La thérapie est mon appel, mais écrire nourrit mon âme

Comme beaucoup de mes collègues qui se sentent profondément liés à la pratique de la psychothérapie, je crois que j'ai été construit pour ce type de travail. En salle de thérapie, je me sens capable, confiante et claire – c'est ce que j'ai toujours fait; c'est ce que je faire. Lorsque j'assiste à des formations sur les méthodes et les idées qui suscitent mon intérêt, je me sens plus excité que jamais. La psychothérapie est ma chose. Je l’adore et j’y réussis bien.

Pendant très longtemps, cela me suffisait. Mon travail me permettait d’obtenir un sens distinctif du but et de l’urgence qui me permettait d’en faire l’essentiel – la seulement chose – que j'ai fait. Tout au long de ma vingtaine, je me suis plus identifiée à mon travail que je ne connaissais pas dans ma vie et le trouvais généralement satisfaisant et significatif. Heureusement, en tant que psychothérapeute, la réflexion sur soi est nécessaire et j'ai donc continué à grandir en tant que personne. Mais j’ai travaillé plusieurs fois à la fois, je tenais beaucoup à la qualité de mon travail et je n’avais pas les ressources nécessaires pour faire autre chose. J’ai donc été immergé dans ma pratique à peu près tout le temps. Je me suis identifié en vertu de ce que je faisais pendant environ 15 ans de ma vie.

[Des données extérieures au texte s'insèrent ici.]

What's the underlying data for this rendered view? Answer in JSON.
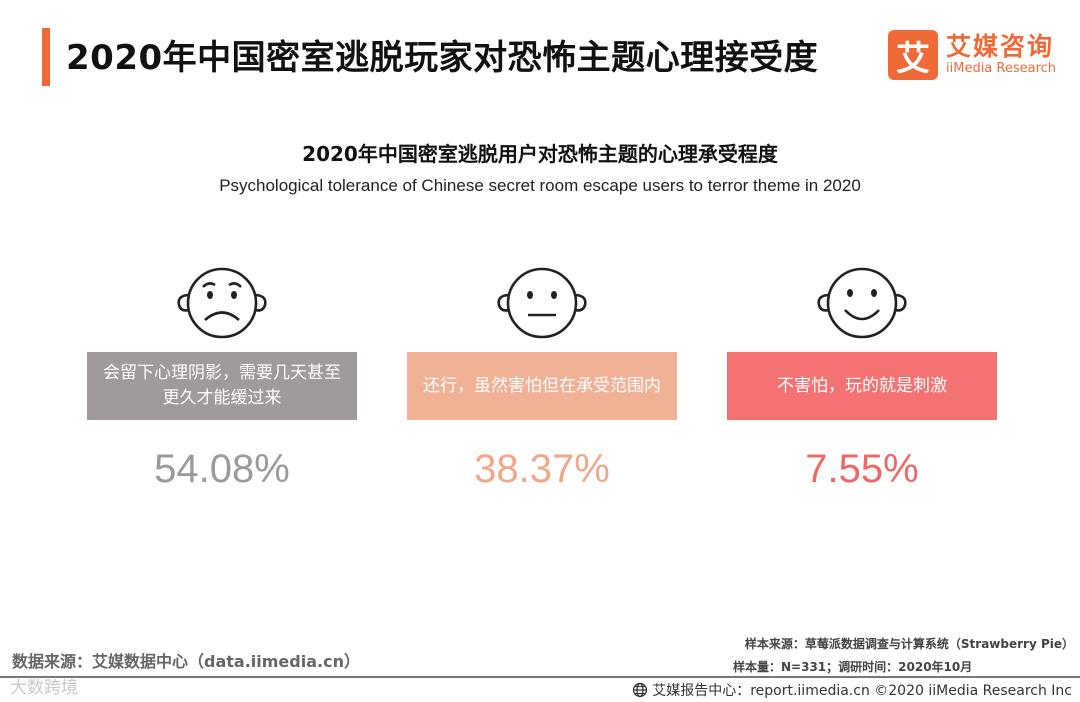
{
  "header": {
    "title": "2020年中国密室逃脱玩家对恐怖主题心理接受度",
    "logo_mark": "艾",
    "logo_cn": "艾媒咨询",
    "logo_en": "iiMedia Research"
  },
  "chart_data": {
    "type": "table",
    "title": "2020年中国密室逃脱用户对恐怖主题的心理承受程度",
    "subtitle": "Psychological tolerance of Chinese secret room escape users to terror theme in 2020",
    "categories": [
      "会留下心理阴影，需要几天甚至更久才能缓过来",
      "还行，虽然害怕但在承受范围内",
      "不害怕，玩的就是刺激"
    ],
    "values": [
      54.08,
      38.37,
      7.55
    ],
    "value_labels": [
      "54.08%",
      "38.37%",
      "7.55%"
    ],
    "unit": "%",
    "icons": [
      "sad-face-icon",
      "neutral-face-icon",
      "happy-face-icon"
    ],
    "colors": [
      "#a0999d",
      "#f1b195",
      "#f47272"
    ],
    "text_colors": [
      "#9a9a9a",
      "#f0a78a",
      "#f06767"
    ]
  },
  "footer": {
    "data_source": "数据来源：艾媒数据中心（data.iimedia.cn）",
    "sample_source": "样本来源：草莓派数据调查与计算系统（Strawberry Pie）",
    "sample_size": "样本量：N=331；调研时间：2020年10月",
    "report_center": "艾媒报告中心：report.iimedia.cn ©2020 iiMedia Research Inc",
    "watermark": "大数跨境"
  }
}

Au cours de cette dernière décennie, j’ai commencé à écrire. Je ne suis pas sûr d’avoir décidé au départ de vouloir quelque chose de plus pour moi-même ou si l’écriture elle-même semblait si désirable que j’ai simplement décidé de le faire. Quoi qu’il en soit, la démangeaison à écrire s’affirmait de plus en plus fréquemment, me demandant du temps – du temps pour parler avec les autres de l’écriture, du temps pour écrire sans raison (productive), du temps pour lire le bel écrit d’auteurs que j’ai toujours des voix aimées et nouvelles et des amis à moi que j'ai découverts écrivent des choses adorables et sacrées. Mon attrait pour l'écriture n'est pas surprenant – je me suis plongé dans des tas de livres depuis que je savais lire – mais le besoin impérieux de mettre quelque chose dans ma propre voix me semble important, urgent et intéressant, et je suis cette impulsion tout le long du trou de lapin.

Voici ce que j’ai découvert jusqu’à présent: mon travail est la pierre angulaire de ma vie. La thérapie est l'endroit où je pratique mon métier et ma discipline. Cela aiguise ma concentration et stabilise mon regard. C’est mon jogging matinal quotidien, ce sont mes vitamines au petit-déjeuner et mon visage à la fin d’une longue journée. Pour moi, la thérapie est complète, nutritive et nécessaire. C'est essentiel à la vie.

Et écrire est autre chose. L'écriture est juteuse et c'est délicieux. L'écriture est la partie qui suit le jogging lorsque je retire mes vêtements d'entraînement constrictifs, que je mets un vieux pyjama et que j'étends mes membres partout sur le sol. Cela adoucit ma conscience et m'enfonce dans un endroit chaud et flou. L'écriture est douce, décadente et flexible. Le coup de pouce pour s'asseoir et écrire peut pendre de ma tête pendant des heures et des heures, et le processus prend le temps qu'il faut. Une partie inconnue de moi est engagée dans ce processus et je ne le négligerai plus jamais. C'est une vie qui donne.

Je ne suis pas sûr de ce que pourrait être la leçon de ce billet, mais je sais que cela a quelque chose à voir avec le fait d’être attentif aux raisons pour lesquelles certaines parties de nous crient et de répondre à ces désirs. Je pense qu’au moment où nous devenons adultes, nous faisons pression pour que nous devenions unidimensionnels – pour que nous restions centrés sur une chose (notre travail, notre mariage, notre famille). et ne pas se laisser distraire par nos caprices. Je suppose que je crois que nos caprices sont la clé de notre intégrité et de notre bien-être. S'engager avec eux, c'est enrichir des parties de nous que nous avons peut-être négligées (ou que nous ne connaissions même pas). Comme c'est glorieux! Quelle merveilleuse opportunité de découvrir quelque chose de nouveau, à l'improviste, au quotidien.